NWC's new guidelines welcomed by unions, firms
This year's proposed $60 hike received praise from unions like the Amalgamated Union of Public Daily Rated Workers and employers such as the PAP town councils and the ASME. -ST
Unions and companies have welcomed the latest National Wages Council (NWC) guidelines, with many calling the $60 raise for low-wage workers fair and much needed.
But they were more circumspect about whether one particular NWC recommendation will be accepted in the private sector.
This is the call on buyers of outsourced services to allow contract values to rise so workers can enjoy salary increases before the end of existing contracts.
For services such as cleaning and security, the outsourced contract is locked in for an agreed period, sometimes up to three years. Contract values are settled before the start of the contract.
Therefore, in order for annual NWC recommendations, such as the latest $60 raise, to be implemented, the workers' employers - that is, the service providers - have to absorb it in their costs.
For smaller service providers already surviving on thin margins, the raise simply does not happen.
Acknowledging the difficulties faced by these providers, Singapore National Employers Federation (SNEF) chief Stephen Lee said the NWC made it a point to highlight the problem this year.
"Hopefully, the service buyers can allow for service providers to do some renegotiation to take into account (the raise)," he said.
As a major buyer of such services, the Government has already taken the positive step of promising it will "lead by example". But getting private-sector service buyers to comply may be easier said than done.

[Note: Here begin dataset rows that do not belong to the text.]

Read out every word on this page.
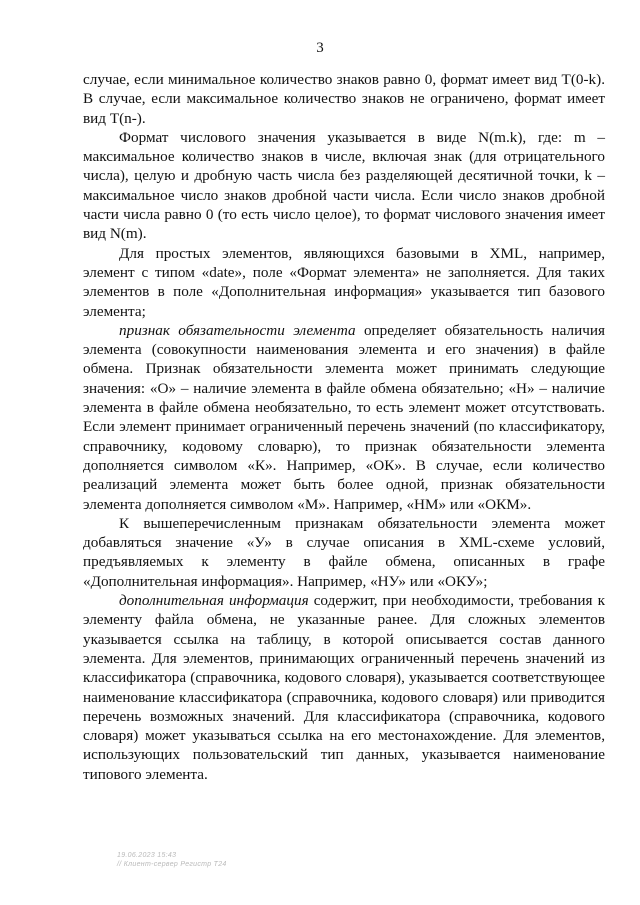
3

случае, если минимальное количество знаков равно 0, формат имеет вид T(0-k). В случае, если максимальное количество знаков не ограничено, формат имеет вид T(n-).

Формат числового значения указывается в виде N(m.k), где: m – максимальное количество знаков в числе, включая знак (для отрицательного числа), целую и дробную часть числа без разделяющей десятичной точки, k – максимальное число знаков дробной части числа. Если число знаков дробной части числа равно 0 (то есть число целое), то формат числового значения имеет вид N(m).

Для простых элементов, являющихся базовыми в XML, например, элемент с типом «date», поле «Формат элемента» не заполняется. Для таких элементов в поле «Дополнительная информация» указывается тип базового элемента;

признак обязательности элемента определяет обязательность наличия элемента (совокупности наименования элемента и его значения) в файле обмена. Признак обязательности элемента может принимать следующие значения: «О» – наличие элемента в файле обмена обязательно; «Н» – наличие элемента в файле обмена необязательно, то есть элемент может отсутствовать. Если элемент принимает ограниченный перечень значений (по классификатору, справочнику, кодовому словарю), то признак обязательности элемента дополняется символом «К». Например, «ОК». В случае, если количество реализаций элемента может быть более одной, признак обязательности элемента дополняется символом «М». Например, «НМ» или «ОКМ».

К вышеперечисленным признакам обязательности элемента может добавляться значение «У» в случае описания в XML-схеме условий, предъявляемых к элементу в файле обмена, описанных в графе «Дополнительная информация». Например, «НУ» или «ОКУ»;

дополнительная информация содержит, при необходимости, требования к элементу файла обмена, не указанные ранее. Для сложных элементов указывается ссылка на таблицу, в которой описывается состав данного элемента. Для элементов, принимающих ограниченный перечень значений из классификатора (справочника, кодового словаря), указывается соответствующее наименование классификатора (справочника, кодового словаря) или приводится перечень возможных значений. Для классификатора (справочника, кодового словаря) может указываться ссылка на его местонахождение. Для элементов, использующих пользовательский тип данных, указывается наименование типового элемента.

19.06.2023 15:43
// Клиент-сервер Регистр Т24
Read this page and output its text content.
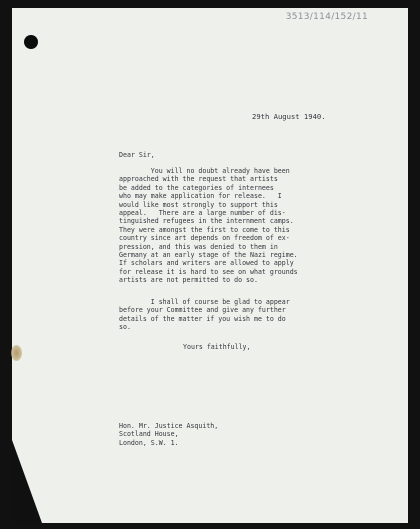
3513/114/152/11
29th August 1940.
Dear Sir,
You will no doubt already have been
approached with the request that artists
be added to the categories of internees
who may make application for release.   I
would like most strongly to support this
appeal.   There are a large number of dis-
tinguished refugees in the internment camps.
They were amongst the first to come to this
country since art depends on freedom of ex-
pression, and this was denied to them in
Germany at an early stage of the Nazi regime.
If scholars and writers are allowed to apply
for release it is hard to see on what grounds
artists are not permitted to do so.
I shall of course be glad to appear
before your Committee and give any further
details of the matter if you wish me to do
so.
Yours faithfully,
Hon. Mr. Justice Asquith,
Scotland House,
London, S.W. 1.
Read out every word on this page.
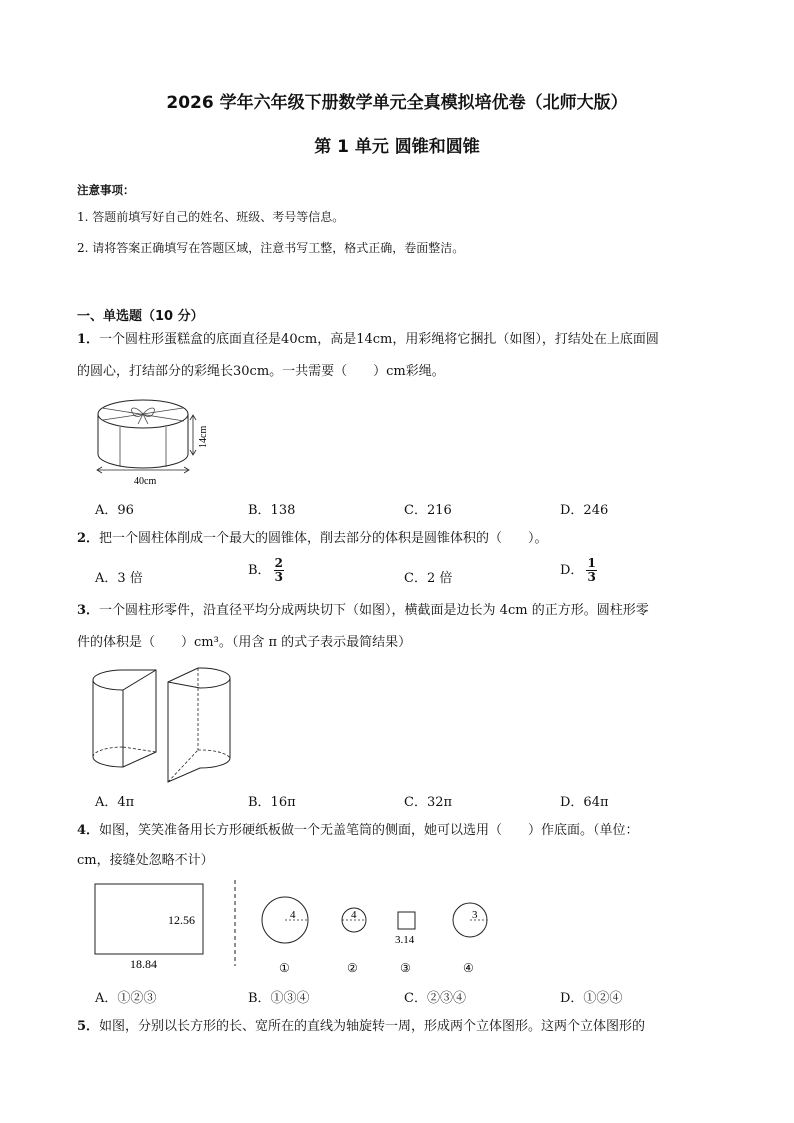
2026 学年六年级下册数学单元全真模拟培优卷（北师大版）
第 1 单元 圆锥和圆锥
注意事项：
1. 答题前填写好自己的姓名、班级、考号等信息。
2. 请将答案正确填写在答题区域，注意书写工整，格式正确，卷面整洁。
一、单选题（10 分）
1．一个圆柱形蛋糕盒的底面直径是40cm，高是14cm，用彩绳将它捆扎（如图），打结处在上底面圆
的圆心，打结部分的彩绳长30cm。一共需要（　　）cm彩绳。
14cm
40cm
A．96	B．138	C．216	D．246
2．把一个圆柱体削成一个最大的圆锥体，削去部分的体积是圆锥体积的（　　）。
A．3 倍
B． $\frac{2}{3}$	C．2 倍
D． $\frac{1}{3}$
3．一个圆柱形零件，沿直径平均分成两块切下（如图），横截面是边长为 4cm 的正方形。圆柱形零
件的体积是（　　）cm³。（用含 π 的式子表示最简结果）
A．4π	B．16π	C．32π	D．64π
4．如图，笑笑准备用长方形硬纸板做一个无盖笔筒的侧面，她可以选用（　　）作底面。（单位：
cm，接缝处忽略不计）
12.56
18.84
4	4
3.14
3
①	②	③	④
A．①②③	B．①③④	C．②③④	D．①②④
5．如图，分别以长方形的长、宽所在的直线为轴旋转一周，形成两个立体图形。这两个立体图形的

For instance, condominium management committees will be reluctant to pay more than what was agreed upon. They have to answer to residents, said Mr T. Mogan, president of the Security Association of Singapore.

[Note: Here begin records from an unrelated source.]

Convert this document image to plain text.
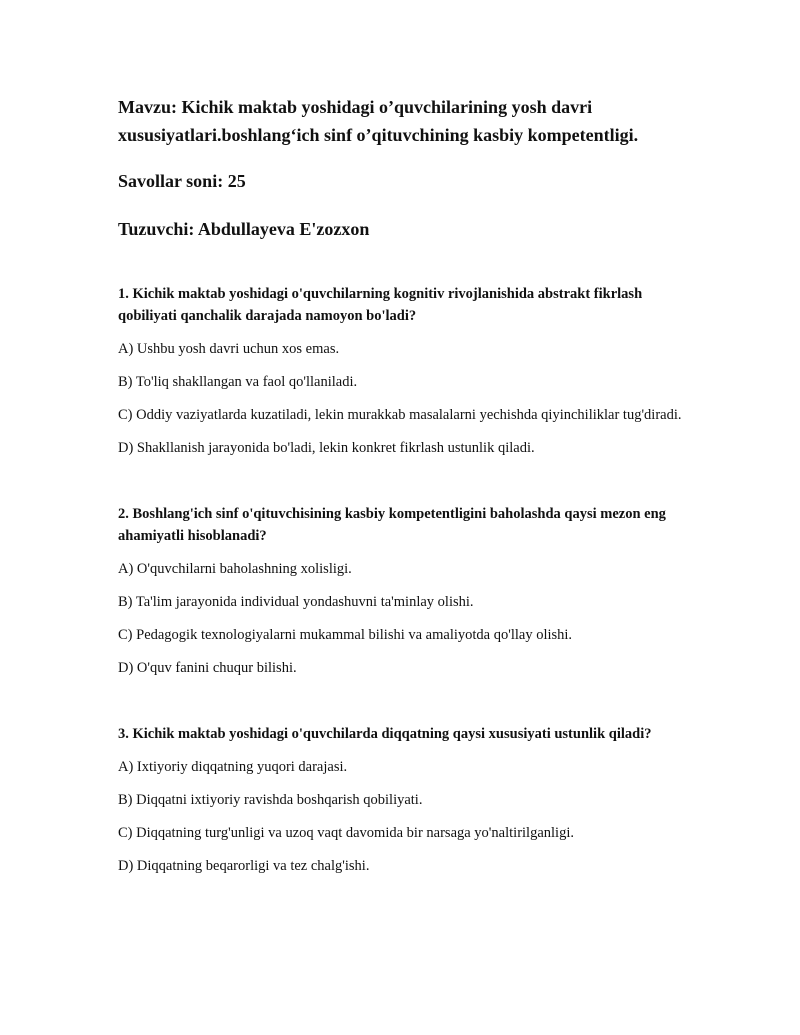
Mavzu: Kichik maktab yoshidagi o’quvchilarining yosh davri xususiyatlari.boshlang‘ich sinf o’qituvchining kasbiy kompetentligi.

Savollar soni: 25

Tuzuvchi: Abdullayeva E'zozxon

1. Kichik maktab yoshidagi o'quvchilarning kognitiv rivojlanishida abstrakt fikrlash qobiliyati qanchalik darajada namoyon bo'ladi?

A) Ushbu yosh davri uchun xos emas.

B) To'liq shakllangan va faol qo'llaniladi.

C) Oddiy vaziyatlarda kuzatiladi, lekin murakkab masalalarni yechishda qiyinchiliklar tug'diradi.

D) Shakllanish jarayonida bo'ladi, lekin konkret fikrlash ustunlik qiladi.

2. Boshlang'ich sinf o'qituvchisining kasbiy kompetentligini baholashda qaysi mezon eng ahamiyatli hisoblanadi?

A) O'quvchilarni baholashning xolisligi.

B) Ta'lim jarayonida individual yondashuvni ta'minlay olishi.

C) Pedagogik texnologiyalarni mukammal bilishi va amaliyotda qo'llay olishi.

D) O'quv fanini chuqur bilishi.

3. Kichik maktab yoshidagi o'quvchilarda diqqatning qaysi xususiyati ustunlik qiladi?

A) Ixtiyoriy diqqatning yuqori darajasi.

B) Diqqatni ixtiyoriy ravishda boshqarish qobiliyati.

C) Diqqatning turg'unligi va uzoq vaqt davomida bir narsaga yo'naltirilganligi.

D) Diqqatning beqarorligi va tez chalg'ishi.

He said that while "there are some enlightened clients", for the rest, a renegotiation would have to be pitched alongside other service improvements - such as software or hardware upgrades to reduce overall manpower deployment.
This year's proposed $60 hike received praise from unions like the Amalgamated Union of Public Daily Rated Workers and employers such as the PAP town councils and the Association of Small and Medium Enterprises (Asme).
PAP town councils issued a statement saying they will make sure their cleaners get the raise.
President of the Singapore Chinese Chamber of Commerce and Industry Thomas Chua said his grouping "appreciates the special attention being given to low- wage workers... as this is the group that needs extra help".
But given patchy implementation of last year's $50 raise - only three in 10 firms complied - those interviewed said more needs to be done to ensure firms fall in line.
National Trades Union Congress (NTUC) vice- president K. Karthikeyan suggested naming and shaming firms that were profitable yet did not give the raise.
Asme president Chan Chong Beng said workers should not let intransigent SME bosses get away by pleading ignorance about the NWC guidelines. He said: "Know your rights. Do something to pressure the boss and highlight that you should get what you deserve."
Citing how unionised companies have a much better record - 80 per cent last year - of complying with NWC, labour MP Zainal Sapari said one of NTUC's approach is to unionise more firms.
"One way is for workers of non-unionised companies to join the union. If there is sizable membership in a company, we will unionise it."